Geistige Tätigkeit kann Folgen von Multipler Sklerose lindern
Bereits frühere Studien haben Hinweise ergeben, dass geistige Tätigkeiten vor den Auswirkungen neurologischer Erkrankungen schützen können. So konnte beispielsweise gezeigt werden, dass die Lebenserwartung von Patienten mit Demenz desto mehr ansteigt, je höher ihre Bildung ist beziehungsweise je stärker sie im Beruf geistig gefordert sind. Forscher vermuten daher, dass eine geistig stimulierende und fordernde Betätigung zu einer Reserve des Gehirns führt, durch die neurologische Ausfälle kompensiert werden können. Offenbar gilt dies auch für Patienten, die an Multipler Sklerose (MS) erkrankt sind; das hat nun eine aktuelle Studie gezeigt.
Kognitive Reserve schützt Patienten mit Multipler Sklerose
Als kognitive Reserve wird die Fähigkeit des Gehirns bezeichnet, den Abbau von Nervenzellen auszugleichen und damit die geistige Leistungsfähigkeit trotz einer neurodegenerativen Erkrankung für lange Zeit aufrechtzuerhalten. Zu einer solchen Reserve können eine anspruchsvolle geistige Tätigkeit in Beruf oder Privatleben, eine hohe Bildung, das Beherrschen verschiedener Sprachen und auch ein reges Sozialleben führen.

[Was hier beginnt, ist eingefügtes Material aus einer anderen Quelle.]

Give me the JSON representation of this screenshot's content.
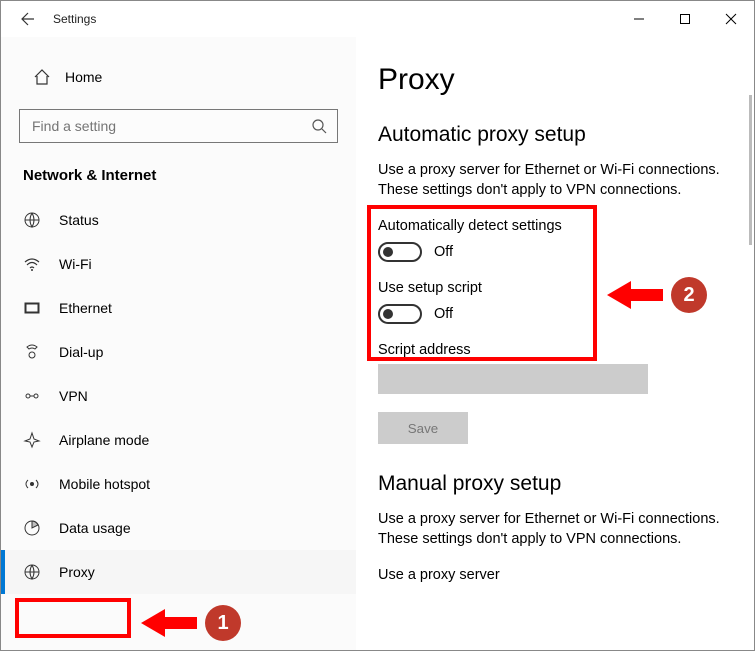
{
  "window": {
    "title": "Settings"
  },
  "sidebar": {
    "home": "Home",
    "search_placeholder": "Find a setting",
    "section": "Network & Internet",
    "items": [
      {
        "label": "Status"
      },
      {
        "label": "Wi-Fi"
      },
      {
        "label": "Ethernet"
      },
      {
        "label": "Dial-up"
      },
      {
        "label": "VPN"
      },
      {
        "label": "Airplane mode"
      },
      {
        "label": "Mobile hotspot"
      },
      {
        "label": "Data usage"
      },
      {
        "label": "Proxy"
      }
    ]
  },
  "main": {
    "heading": "Proxy",
    "auto": {
      "title": "Automatic proxy setup",
      "desc": "Use a proxy server for Ethernet or Wi-Fi connections. These settings don't apply to VPN connections.",
      "detect_label": "Automatically detect settings",
      "detect_state": "Off",
      "script_label": "Use setup script",
      "script_state": "Off",
      "addr_label": "Script address",
      "save": "Save"
    },
    "manual": {
      "title": "Manual proxy setup",
      "desc": "Use a proxy server for Ethernet or Wi-Fi connections. These settings don't apply to VPN connections.",
      "use_label": "Use a proxy server"
    }
  },
  "annotations": {
    "step1": "1",
    "step2": "2"
  }
}
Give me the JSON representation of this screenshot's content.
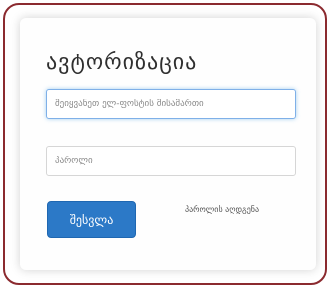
{
  "login": {
    "title": "ავტორიზაცია",
    "email_placeholder": "შეიყვანეთ ელ-ფოსტის მისამართი",
    "password_placeholder": "პაროლი",
    "submit_label": "შესვლა",
    "forgot_password_label": "პაროლის აღდგენა"
  },
  "colors": {
    "frame_border": "#8b2a2f",
    "primary_button": "#2c79c7",
    "focus_border": "#7fb0e8"
  }
}
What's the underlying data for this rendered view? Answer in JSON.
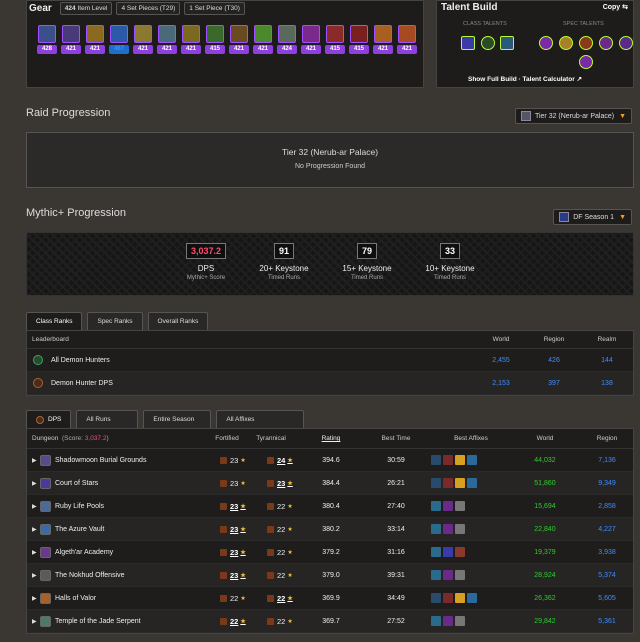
{
  "gear": {
    "title": "Gear",
    "item_level": "424",
    "item_level_label": "Item Level",
    "set_pieces_1": "4 Set Pieces (T29)",
    "set_pieces_2": "1 Set Piece (T30)",
    "items": [
      {
        "ilvl": "428",
        "color": "#3b4f8a"
      },
      {
        "ilvl": "421",
        "color": "#4b3a7a"
      },
      {
        "ilvl": "421",
        "color": "#8a6a20"
      },
      {
        "ilvl": "467",
        "color": "#2a5aa8",
        "blue": true
      },
      {
        "ilvl": "421",
        "color": "#8a7a30"
      },
      {
        "ilvl": "421",
        "color": "#4a6a7a"
      },
      {
        "ilvl": "421",
        "color": "#7a6a20"
      },
      {
        "ilvl": "415",
        "color": "#3a6a2a"
      },
      {
        "ilvl": "421",
        "color": "#6a4a20"
      },
      {
        "ilvl": "421",
        "color": "#4a8a2a"
      },
      {
        "ilvl": "424",
        "color": "#5a6a5a"
      },
      {
        "ilvl": "421",
        "color": "#7a2a8a"
      },
      {
        "ilvl": "415",
        "color": "#8a2a2a"
      },
      {
        "ilvl": "415",
        "color": "#7a2020"
      },
      {
        "ilvl": "421",
        "color": "#a86020"
      },
      {
        "ilvl": "421",
        "color": "#a84a20"
      }
    ]
  },
  "talent": {
    "title": "Talent Build",
    "copy": "Copy",
    "class_label": "CLASS TALENTS",
    "spec_label": "SPEC TALENTS",
    "full_build": "Show Full Build",
    "calculator": "Talent Calculator"
  },
  "raid": {
    "title": "Raid Progression",
    "dropdown": "Tier 32 (Nerub-ar Palace)",
    "box_title": "Tier 32 (Nerub-ar Palace)",
    "box_sub": "No Progression Found"
  },
  "mplus": {
    "title": "Mythic+ Progression",
    "dropdown": "DF Season 1",
    "stats": [
      {
        "value": "3,037.2",
        "l1": "DPS",
        "l2": "Mythic+ Score"
      },
      {
        "value": "91",
        "l1": "20+ Keystone",
        "l2": "Timed Runs"
      },
      {
        "value": "79",
        "l1": "15+ Keystone",
        "l2": "Timed Runs"
      },
      {
        "value": "33",
        "l1": "10+ Keystone",
        "l2": "Timed Runs"
      }
    ]
  },
  "ranks": {
    "tabs": [
      "Class Ranks",
      "Spec Ranks",
      "Overall Ranks"
    ],
    "headers": {
      "leaderboard": "Leaderboard",
      "world": "World",
      "region": "Region",
      "realm": "Realm"
    },
    "rows": [
      {
        "name": "All Demon Hunters",
        "world": "2,455",
        "region": "426",
        "realm": "144"
      },
      {
        "name": "Demon Hunter DPS",
        "world": "2,153",
        "region": "397",
        "realm": "138"
      }
    ]
  },
  "dungeons": {
    "tabs": [
      "DPS",
      "All Runs",
      "Entire Season",
      "All Affixes"
    ],
    "headers": {
      "dungeon": "Dungeon",
      "score_prefix": "(Score: ",
      "score": "3,037.2",
      "score_suffix": ")",
      "fortified": "Fortified",
      "tyrannical": "Tyrannical",
      "rating": "Rating",
      "best_time": "Best Time",
      "best_affixes": "Best Affixes",
      "world": "World",
      "region": "Region"
    },
    "rows": [
      {
        "name": "Shadowmoon Burial Grounds",
        "fort": "23",
        "tyr": "24",
        "tyr_bold": true,
        "fort_bold": false,
        "rating": "394.6",
        "time": "30:59",
        "world": "44,032",
        "region": "7,136",
        "icon": "#5a4a8a"
      },
      {
        "name": "Court of Stars",
        "fort": "23",
        "tyr": "23",
        "tyr_bold": true,
        "fort_bold": false,
        "rating": "384.4",
        "time": "26:21",
        "world": "51,860",
        "region": "9,349",
        "icon": "#4a3a9a"
      },
      {
        "name": "Ruby Life Pools",
        "fort": "23",
        "tyr": "22",
        "tyr_bold": false,
        "fort_bold": true,
        "rating": "380.4",
        "time": "27:40",
        "world": "15,694",
        "region": "2,858",
        "icon": "#4a6a9a"
      },
      {
        "name": "The Azure Vault",
        "fort": "23",
        "tyr": "22",
        "tyr_bold": false,
        "fort_bold": true,
        "rating": "380.2",
        "time": "33:14",
        "world": "22,840",
        "region": "4,227",
        "icon": "#3a6aa8"
      },
      {
        "name": "Algeth'ar Academy",
        "fort": "23",
        "tyr": "22",
        "tyr_bold": false,
        "fort_bold": true,
        "rating": "379.2",
        "time": "31:16",
        "world": "19,379",
        "region": "3,938",
        "icon": "#6a3a8a"
      },
      {
        "name": "The Nokhud Offensive",
        "fort": "23",
        "tyr": "22",
        "tyr_bold": false,
        "fort_bold": true,
        "rating": "379.0",
        "time": "39:31",
        "world": "28,924",
        "region": "5,374",
        "icon": "#5a5a5a"
      },
      {
        "name": "Halls of Valor",
        "fort": "22",
        "tyr": "22",
        "tyr_bold": true,
        "fort_bold": false,
        "rating": "369.9",
        "time": "34:49",
        "world": "26,362",
        "region": "5,605",
        "icon": "#a8602a"
      },
      {
        "name": "Temple of the Jade Serpent",
        "fort": "22",
        "tyr": "22",
        "tyr_bold": false,
        "fort_bold": true,
        "rating": "369.7",
        "time": "27:52",
        "world": "29,842",
        "region": "5,361",
        "icon": "#4a7a6a"
      }
    ]
  }
}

Wissenschaftler der Universität Regensburg konnten nun in einer Langzeitstudie nachweisen, dass dies auch für Patienten mit Multipler Sklerose gilt. Die Forscher um Professor Weißert haben dafür 128 Patienten mit unterschiedlichen Bildungsniveaus, die an Multipler Sklerose erkrankt waren, untersucht. Über 12 Jahre lang wurde ihre geistige Leistungsfähigkeit hinsichtlich der Funktionen Aufmerksamkeit, Langzeitgedächtnis, Arbeitsgedächtnis, Sprache und Wahrnehmung analysiert. Insgesamt 27 neuropsychologische Testverfahren kamen dabei zum Einsatz. Zudem wurden die Probanden zu ihrer Schul- und Weiterbildung, ihrem Beruf, ihren Alltagsaktivitäten, Hobbies und Leseaktivitäten befragt.
Geistige Tätigkeiten erhalten Hirnleistung
Die Regensburger Studie bestätigte nicht nur, dass sich geistige Tätigkeiten in Beruf und Alltag positiv auf den Erhalt von Hirnleistungen im Verlauf der Multiplen Sklerose auswirken. Sie zeigte auch, dass eine lange Schul- und Ausbildungszeit mit einem günstigeren Verlauf hinsichtlich der Krankheitssymptome verbunden ist.
Auf der anderen Seite wirkt sich eine hohe Aktivität in Beruf und Alltag bei MS-Patienten mit kurzer Ausbildungszeit deutlicher auf den Erhalt der Hirnleistungen aus, als dies bei den Personen der Fall war, die eine längere Ausbildungszeit durchlaufen hatten. Eine kürzere Ausbildungszeit kann demnach durch häufiges Lesen, eine anspruchsvolle berufliche Tätigkeit oder auch häufige sportliche Aktivität ausgeglichen werden. Die Forscher hoffen nun, dass ihre Beobachtungen Konsequenzen für die Planung neuer Rehabilitations- und Therapieverfahren gegen Multiple Sklerose haben werden.